Frente al predominio de la vida contemplativa medieval, la época moderna asiste al predominio de la vida activa en sus aspectos poético (constructor) y práxico (ético-político). La antigüedad clásica había ensalzado los aspectos prácticos ligados a la acción política pero había menospreciado los aspectos poéticos del homo faber. Aristóteles, Platón y el cristianismo habían privilegiado la actividad teórica. En la modernidad el hombre no es visto como una mente que contempla las Ideas o a Dios, sino como unas manos que trabajan y un lenguaje que permite la relación práxica con los demás hombres.

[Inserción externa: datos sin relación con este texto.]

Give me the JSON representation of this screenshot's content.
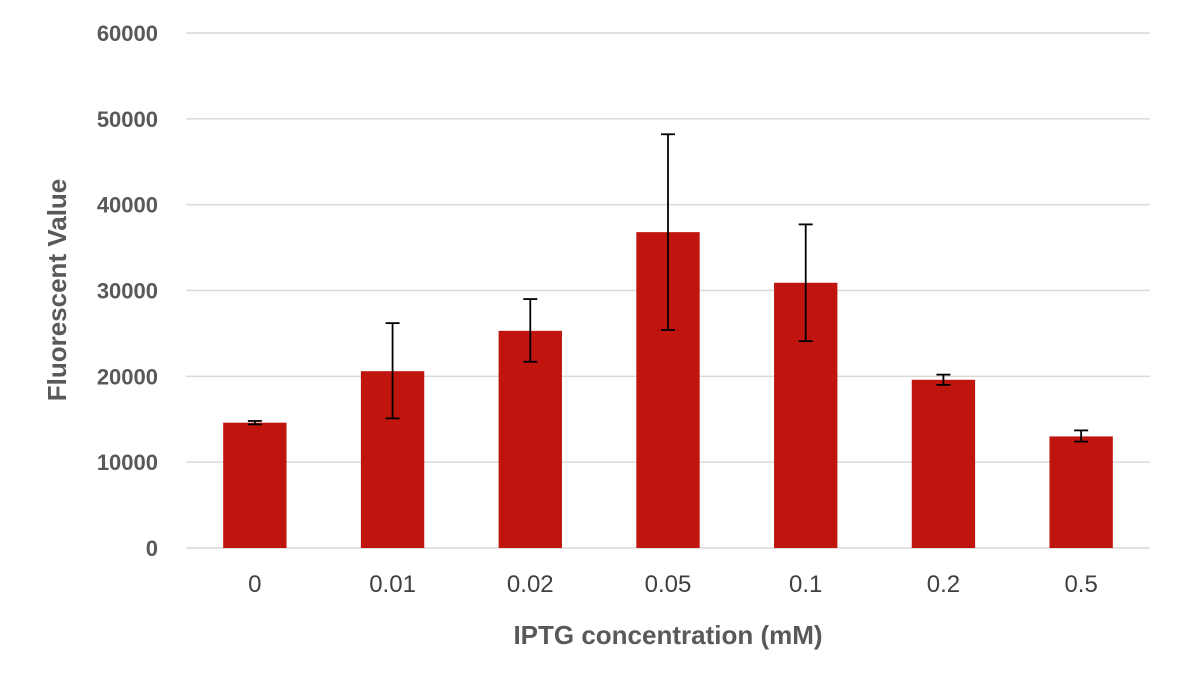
{
  "chart_data": {
    "type": "bar",
    "title": "",
    "xlabel": "IPTG concentration (mM)",
    "ylabel": "Fluorescent Value",
    "ylim": [
      0,
      60000
    ],
    "yticks": [
      0,
      10000,
      20000,
      30000,
      40000,
      50000,
      60000
    ],
    "ytick_labels": [
      "0",
      "10000",
      "20000",
      "30000",
      "40000",
      "50000",
      "60000"
    ],
    "grid": true,
    "legend": "none",
    "bar_color": "#c0150f",
    "categories": [
      "0",
      "0.01",
      "0.02",
      "0.05",
      "0.1",
      "0.2",
      "0.5"
    ],
    "series": [
      {
        "name": "Fluorescent Value",
        "values": [
          14600,
          20600,
          25300,
          36800,
          30900,
          19600,
          13000
        ],
        "error_low": [
          14400,
          15100,
          21700,
          25400,
          24100,
          19000,
          12400
        ],
        "error_high": [
          14800,
          26200,
          29000,
          48200,
          37700,
          20200,
          13700
        ]
      }
    ]
  }
}
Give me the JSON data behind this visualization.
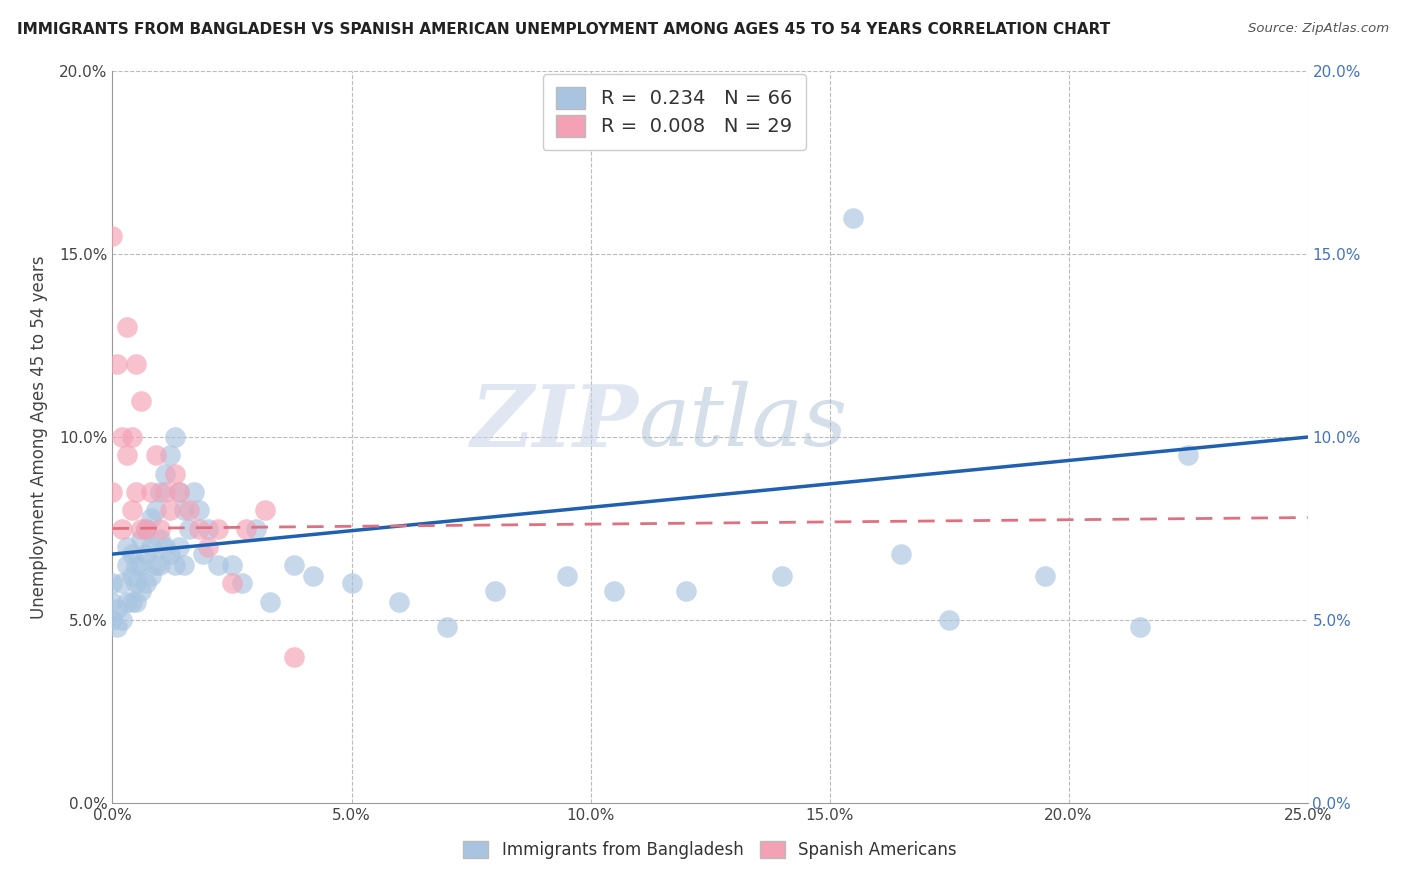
{
  "title": "IMMIGRANTS FROM BANGLADESH VS SPANISH AMERICAN UNEMPLOYMENT AMONG AGES 45 TO 54 YEARS CORRELATION CHART",
  "source": "Source: ZipAtlas.com",
  "ylabel": "Unemployment Among Ages 45 to 54 years",
  "xlim": [
    0.0,
    0.25
  ],
  "ylim": [
    0.0,
    0.2
  ],
  "watermark_zip": "ZIP",
  "watermark_atlas": "atlas",
  "legend1_label": "R =  0.234   N = 66",
  "legend2_label": "R =  0.008   N = 29",
  "legend_bottom1": "Immigrants from Bangladesh",
  "legend_bottom2": "Spanish Americans",
  "blue_color": "#a8c4e0",
  "pink_color": "#f4a0b5",
  "blue_line_color": "#2060b0",
  "pink_line_color": "#e07080",
  "grid_color": "#bbbbbb",
  "blue_scatter_x": [
    0.0,
    0.0,
    0.0,
    0.001,
    0.001,
    0.002,
    0.002,
    0.003,
    0.003,
    0.003,
    0.004,
    0.004,
    0.004,
    0.005,
    0.005,
    0.005,
    0.006,
    0.006,
    0.006,
    0.007,
    0.007,
    0.007,
    0.008,
    0.008,
    0.008,
    0.009,
    0.009,
    0.01,
    0.01,
    0.01,
    0.011,
    0.011,
    0.012,
    0.012,
    0.013,
    0.013,
    0.014,
    0.014,
    0.015,
    0.015,
    0.016,
    0.017,
    0.018,
    0.019,
    0.02,
    0.022,
    0.025,
    0.027,
    0.03,
    0.033,
    0.038,
    0.042,
    0.05,
    0.06,
    0.07,
    0.08,
    0.095,
    0.105,
    0.12,
    0.14,
    0.155,
    0.165,
    0.175,
    0.195,
    0.215,
    0.225
  ],
  "blue_scatter_y": [
    0.05,
    0.055,
    0.06,
    0.048,
    0.053,
    0.05,
    0.06,
    0.055,
    0.065,
    0.07,
    0.055,
    0.062,
    0.068,
    0.055,
    0.06,
    0.065,
    0.058,
    0.065,
    0.072,
    0.06,
    0.068,
    0.075,
    0.062,
    0.07,
    0.078,
    0.065,
    0.08,
    0.065,
    0.072,
    0.085,
    0.07,
    0.09,
    0.068,
    0.095,
    0.065,
    0.1,
    0.07,
    0.085,
    0.065,
    0.08,
    0.075,
    0.085,
    0.08,
    0.068,
    0.075,
    0.065,
    0.065,
    0.06,
    0.075,
    0.055,
    0.065,
    0.062,
    0.06,
    0.055,
    0.048,
    0.058,
    0.062,
    0.058,
    0.058,
    0.062,
    0.16,
    0.068,
    0.05,
    0.062,
    0.048,
    0.095
  ],
  "pink_scatter_x": [
    0.0,
    0.0,
    0.001,
    0.002,
    0.002,
    0.003,
    0.003,
    0.004,
    0.004,
    0.005,
    0.005,
    0.006,
    0.006,
    0.007,
    0.008,
    0.009,
    0.01,
    0.011,
    0.012,
    0.013,
    0.014,
    0.016,
    0.018,
    0.02,
    0.022,
    0.025,
    0.028,
    0.032,
    0.038
  ],
  "pink_scatter_y": [
    0.155,
    0.085,
    0.12,
    0.1,
    0.075,
    0.13,
    0.095,
    0.1,
    0.08,
    0.12,
    0.085,
    0.075,
    0.11,
    0.075,
    0.085,
    0.095,
    0.075,
    0.085,
    0.08,
    0.09,
    0.085,
    0.08,
    0.075,
    0.07,
    0.075,
    0.06,
    0.075,
    0.08,
    0.04
  ],
  "blue_line_x0": 0.0,
  "blue_line_y0": 0.068,
  "blue_line_x1": 0.25,
  "blue_line_y1": 0.1,
  "pink_line_x0": 0.0,
  "pink_line_y0": 0.075,
  "pink_line_x1": 0.25,
  "pink_line_y1": 0.078
}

Bacon con su visión del conocimiento como fuente de praxis y Maquiavelo y Hobbes como creadores de la ciencia política moderna destacan el carácter práxico del ser humano. G.Vico bascula hacia las ciencias históricas cuando dice que solo conocemos aquello que hacemos. Descartes introduce la introspección como método en la filosofía moderna, lo que permite descubrir similitudes entre los hombres.
Marx no sólo hace una filosofía de la praxis, sino que considera la filosofía un momento de la propia praxis transformadora del mundo. Un elemento fundamental de la filosofía marxista es la inserción de la propia teoría en el proceso de la realidad. Para sustituir las formas burguesas por las nuevas formas comunistas del proceso vital no sirve sólo la especulación, sino que es preciso una ciencia real y positiva. El momento teórico es un momento del proceso vital humano. La fundamentación filosófica debe basarse en la reproducción intelectual de los procesos vitales reales de la sociedad, no darse de manera abstracta e ideológica.